Official answer (as per MS docs) to the general query "Can you access the Metro version of a non-default browser in Windows 8?"
Short answer: As per Microsoft's guidelines, only the default browser can access/participate in the "Metro style experience". So this behaviour is clearly intentional and unless Microsoft changes its guidelines or a browser-maker flouts them or some sort of hack is created, we're stuck with it.
The MSDN article titled White papers for Windows Store apps links to an interesting white paper titled Developing a Metro style enabled Desktop Browser that lists Microsoft's guidelines. Here's the document description:
In Windows 8, the browser that the user sets as the default for handling web pages and associated protocols may be designed to access both the Metro style experience as well as the traditional desktop experience. This type of browser is called a "Metro style enabled desktop browser." This white paper describes how to build such a browser.
Here are the interesting bits:
In Windows 8, the browser that the user sets as the default for handling webpages and associated protocols may be designed to access both new experiences as well as the traditional desktop experience.
New experience enabled desktop browser. A desktop browser that chooses to participate in the new experience when the user has expressed preference for the browser to do so. Such a browser can provide HTML5 rendering for webpages and service HTTP / HTTPS requests. By definition, such a browser has full access to Win32 APIs for rendering HTML5, including the ability to use multiple background processes, JIT compiling, and other distinctly browser-related functionality (like background downloading of files). Desktop browsers typically run at medium or low integrity level.
User experience framing. A new experience enabled desktop browser may participate in the new user experience only if it is the default browser.
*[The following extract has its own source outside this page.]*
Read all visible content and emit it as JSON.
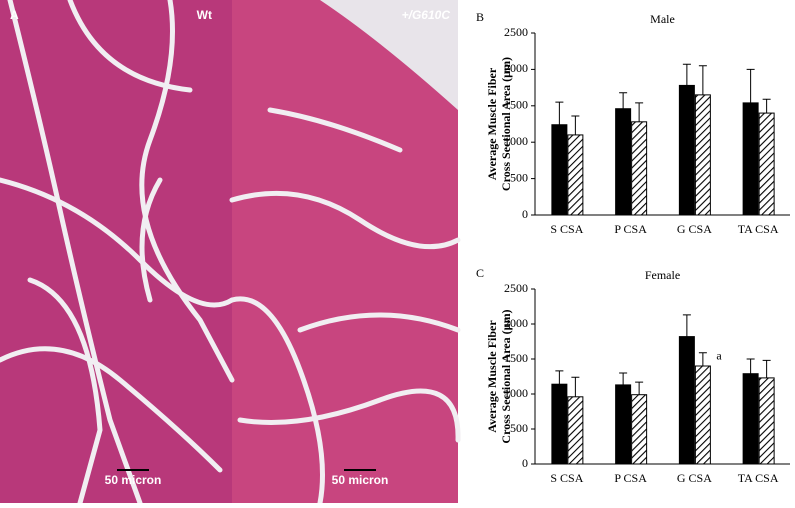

Desktop apps (typically packaged as .MSI, medium integrity level) run in the desktop. Windows Store apps (.appx packaged, run in App Containers, API set restricted to the Windows SDK for Windows Store apps, acquired via the Windows Store) run in the new experience. A new experience enabled desktop browser can be thought of as a desktop browser that can also participate in the new experience. The restriction to limit new user experience participation to the user's default browser is rooted in preserving the new user experience. Note that this limitation applies to all browsers, including Internet Explorer.
Tiles. If the default browser supports the new user experience, the browser's app tile (and secondary tiles, if they exist) will display in Start in a manner similar to Windows Store apps (as defined by properties that were specified in the .XML manifest that was copied during browser installation). Otherwise, the tile will appear as a desktop app. Verbs appropriate to the new user experience and desktop mode of the app will appear on the tile. ... The default new experience enabled desktop browser always appears as a square tile. Any secondary tiles belonging to the default new experience enabled desktop browser also appear with new user experience tile visuals.
Activation (launch). The following rules govern app activation:
Desktop shortcuts, pinned taskbar icons, and other "desktop artifacts" activate the new experience enabled desktop browser in the desktop.
Tiles in the Start screen activate the browser in the new user experience when the browser is the default. When the browser is not the default, tiles activate the browser in the desktop. This same behavior also applies to a browser's secondary tiles.
It is strongly recommended that browsers implement "contextual launching". This means taking the calling app's presentation (desktop or new user experience) into account when determining the browser's presentation (desktop or new user experience) for activations originating from other apps, such as when a user clicks an http:// link in their mail app.
Search contract activations always activate in the new user experience. These activations can only occur if the browser is the user's default.
We recommend that browsers provide a configurable setting to give users control over their preferred presentation experience. For example, a setting named "Choose how you open links", with options a) Always launch the new experience, b) Always launch in the desktop, c) Let the browser decide, aka contextual (suggested default).
Invocation into desktop presentation. If the new experience enabled desktop browser is not currently selected as the user's default browser, it can only launch in the desktop.
Windowing. A new experience enabled desktop browser, configured as the user's default, can choose to participate either in the new user experience or the desktop, but not both from the same running process.
Update (Possible workaround): Ok, someone needs to confirm that this works on their systems as well:
Suppose Firefox Nightly is set as the default browser. Go to
Control Panel / Programs / Default Programs / Set Default Programs / (Firefox) Nightly / Choose defaults for this program:
Protocols like FTP, HTTP and HTTPS:
Now when you run IE (even though it's not the default), does the Metro version run?